Hard News by Russell Brown

Funny old week

The prospect of a tunnel under Auckland's Victoria Park - to fix a major motorway choke point without destroying more precious urban green space - is provisionally welcome around these parts. It will cost a small fraction of what the doomed Eastern Corridor was going to, and it should actually work.

The Herald editorial argued yesterday that it should be a six-lane tunnel running both ways, or nothing. This morning, a news story reveals that another tunnel may also be on the cards.

The comments thread about the CUB on Rodney Hide's weblog has been lively. I'm going to write a paid column about the relationship between social and economic liberalism in the class of '84 - as imperfectly personified by the Act Party - so I won't expand on it here, save to note that I'd quite like to see Act bite the bullet, shed the Amway types and crypto-conservatives and be what it was meant to be. Meanwhile, Jim Peron does a neat job of explaining why referenda on minority rights are a bad way to go.

No Right Turn catches Stephen Franks being intellectually dishonest over the CUB. Again.

Gay Eaters for Jesus prescribes a nice feed of cookies and milk for the Campaign against Civil Unions. CACU compares the "filth and squalor" of homosexuality to a sewage outlet.

Meanwhile, some sick fucks standing up for decency have sent Tim Barnett a castration kit (or "conversion kit for males who think they are females"). Delightful. Ironically, the Catholic church is complaining about receiving hate speech in response to its opposition to the CUB. I'm waiting for the thunderous statement condemning the church from Stephen Franks. No? Really?

One prediction from opponents of the Iraq war that didn't come to pass was a consequent refugee problem. Unfortunately, the attack on Fallujah has now driven more than 200,000 people from their homes. They can't get back, many lack food and winter is closing in.

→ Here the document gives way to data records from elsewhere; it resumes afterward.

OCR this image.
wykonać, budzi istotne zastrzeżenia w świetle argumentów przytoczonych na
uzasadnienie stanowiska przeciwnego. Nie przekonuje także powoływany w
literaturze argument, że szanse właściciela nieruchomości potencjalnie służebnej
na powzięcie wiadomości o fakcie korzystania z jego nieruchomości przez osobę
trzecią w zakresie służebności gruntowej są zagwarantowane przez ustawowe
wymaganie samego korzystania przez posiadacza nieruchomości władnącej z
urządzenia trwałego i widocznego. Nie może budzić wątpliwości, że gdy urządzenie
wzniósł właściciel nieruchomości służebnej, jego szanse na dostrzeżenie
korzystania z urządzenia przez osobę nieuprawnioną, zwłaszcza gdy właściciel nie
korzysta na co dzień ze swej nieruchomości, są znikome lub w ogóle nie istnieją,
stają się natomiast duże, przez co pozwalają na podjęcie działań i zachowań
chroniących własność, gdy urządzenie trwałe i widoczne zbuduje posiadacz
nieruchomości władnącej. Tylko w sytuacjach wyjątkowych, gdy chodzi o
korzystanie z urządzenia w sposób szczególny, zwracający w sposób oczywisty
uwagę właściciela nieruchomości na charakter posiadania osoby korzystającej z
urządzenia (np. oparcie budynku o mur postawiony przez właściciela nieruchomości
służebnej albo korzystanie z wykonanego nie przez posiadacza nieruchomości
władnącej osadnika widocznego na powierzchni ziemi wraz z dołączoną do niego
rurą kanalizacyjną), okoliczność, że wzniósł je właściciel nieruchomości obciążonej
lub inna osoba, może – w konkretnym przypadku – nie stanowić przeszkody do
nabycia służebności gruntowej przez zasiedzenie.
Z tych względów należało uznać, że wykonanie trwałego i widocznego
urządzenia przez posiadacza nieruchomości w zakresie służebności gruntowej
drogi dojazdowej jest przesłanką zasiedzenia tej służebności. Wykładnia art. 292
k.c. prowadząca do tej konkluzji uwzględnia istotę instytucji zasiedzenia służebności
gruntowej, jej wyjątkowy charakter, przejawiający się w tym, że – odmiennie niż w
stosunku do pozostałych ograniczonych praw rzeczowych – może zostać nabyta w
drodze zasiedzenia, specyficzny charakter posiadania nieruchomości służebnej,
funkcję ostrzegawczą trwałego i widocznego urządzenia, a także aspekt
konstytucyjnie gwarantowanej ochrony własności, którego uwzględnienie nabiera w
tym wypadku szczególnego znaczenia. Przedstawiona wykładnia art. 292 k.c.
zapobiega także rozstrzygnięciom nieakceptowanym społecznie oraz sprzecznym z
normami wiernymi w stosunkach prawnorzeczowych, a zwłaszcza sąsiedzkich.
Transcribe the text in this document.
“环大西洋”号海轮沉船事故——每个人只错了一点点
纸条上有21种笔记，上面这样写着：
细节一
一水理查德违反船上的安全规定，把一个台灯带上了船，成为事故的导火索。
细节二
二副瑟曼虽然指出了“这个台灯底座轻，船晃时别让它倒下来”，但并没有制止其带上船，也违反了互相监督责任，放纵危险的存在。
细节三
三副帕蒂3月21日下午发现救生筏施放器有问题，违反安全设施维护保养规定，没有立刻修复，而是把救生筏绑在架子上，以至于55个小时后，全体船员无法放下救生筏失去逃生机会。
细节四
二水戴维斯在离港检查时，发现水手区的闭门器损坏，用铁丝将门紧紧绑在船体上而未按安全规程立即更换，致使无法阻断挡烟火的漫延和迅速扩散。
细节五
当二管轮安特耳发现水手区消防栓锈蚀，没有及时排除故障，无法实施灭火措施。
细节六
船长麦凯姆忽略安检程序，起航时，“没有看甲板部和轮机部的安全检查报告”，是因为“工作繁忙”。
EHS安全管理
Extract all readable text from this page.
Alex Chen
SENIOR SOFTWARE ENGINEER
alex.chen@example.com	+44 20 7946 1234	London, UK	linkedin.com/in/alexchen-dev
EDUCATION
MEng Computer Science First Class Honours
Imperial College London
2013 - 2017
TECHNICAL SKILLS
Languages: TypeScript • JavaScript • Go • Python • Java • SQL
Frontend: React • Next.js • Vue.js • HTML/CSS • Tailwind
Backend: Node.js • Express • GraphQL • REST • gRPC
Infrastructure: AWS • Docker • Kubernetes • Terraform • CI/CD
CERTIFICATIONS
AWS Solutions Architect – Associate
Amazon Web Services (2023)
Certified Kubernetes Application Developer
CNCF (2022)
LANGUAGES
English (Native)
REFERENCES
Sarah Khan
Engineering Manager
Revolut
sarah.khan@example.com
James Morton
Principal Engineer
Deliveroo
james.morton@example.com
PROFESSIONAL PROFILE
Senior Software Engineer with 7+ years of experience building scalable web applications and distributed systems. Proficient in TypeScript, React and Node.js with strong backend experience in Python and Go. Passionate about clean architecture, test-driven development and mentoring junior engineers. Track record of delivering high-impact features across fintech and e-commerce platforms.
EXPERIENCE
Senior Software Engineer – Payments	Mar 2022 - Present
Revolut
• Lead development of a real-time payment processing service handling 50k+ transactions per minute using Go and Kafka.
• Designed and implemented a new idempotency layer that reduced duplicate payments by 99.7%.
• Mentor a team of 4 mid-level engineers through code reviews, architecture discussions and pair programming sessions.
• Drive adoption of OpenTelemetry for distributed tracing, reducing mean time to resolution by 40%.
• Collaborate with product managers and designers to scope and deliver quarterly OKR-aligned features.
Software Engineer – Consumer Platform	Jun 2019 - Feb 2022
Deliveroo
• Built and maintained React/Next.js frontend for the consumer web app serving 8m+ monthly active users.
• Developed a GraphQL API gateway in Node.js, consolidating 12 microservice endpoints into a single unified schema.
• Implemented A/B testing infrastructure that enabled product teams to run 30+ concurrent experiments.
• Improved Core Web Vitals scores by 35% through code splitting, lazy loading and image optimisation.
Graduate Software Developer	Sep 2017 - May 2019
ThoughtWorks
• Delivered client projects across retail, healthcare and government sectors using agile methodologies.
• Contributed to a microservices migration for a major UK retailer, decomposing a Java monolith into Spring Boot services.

Salon has a very funny interview with author Jerry Stahl, who muses on the idea of Rush Limbaugh and Ann Coulter as the neocons' Kurt and Courtney. He wonders if Coulter, the twitchy, self-obsessed stick figure that she is, is on the charlie. He's not the first.

The full data from the TV3/TVNS Global poll are online here. They're notable for a collapse in public perceptions of Don Brash. He's down on every positive perception - leadership, judgement, etc - and up on the negative ones. Ouch. Where is that conservative moral backlash when you need it?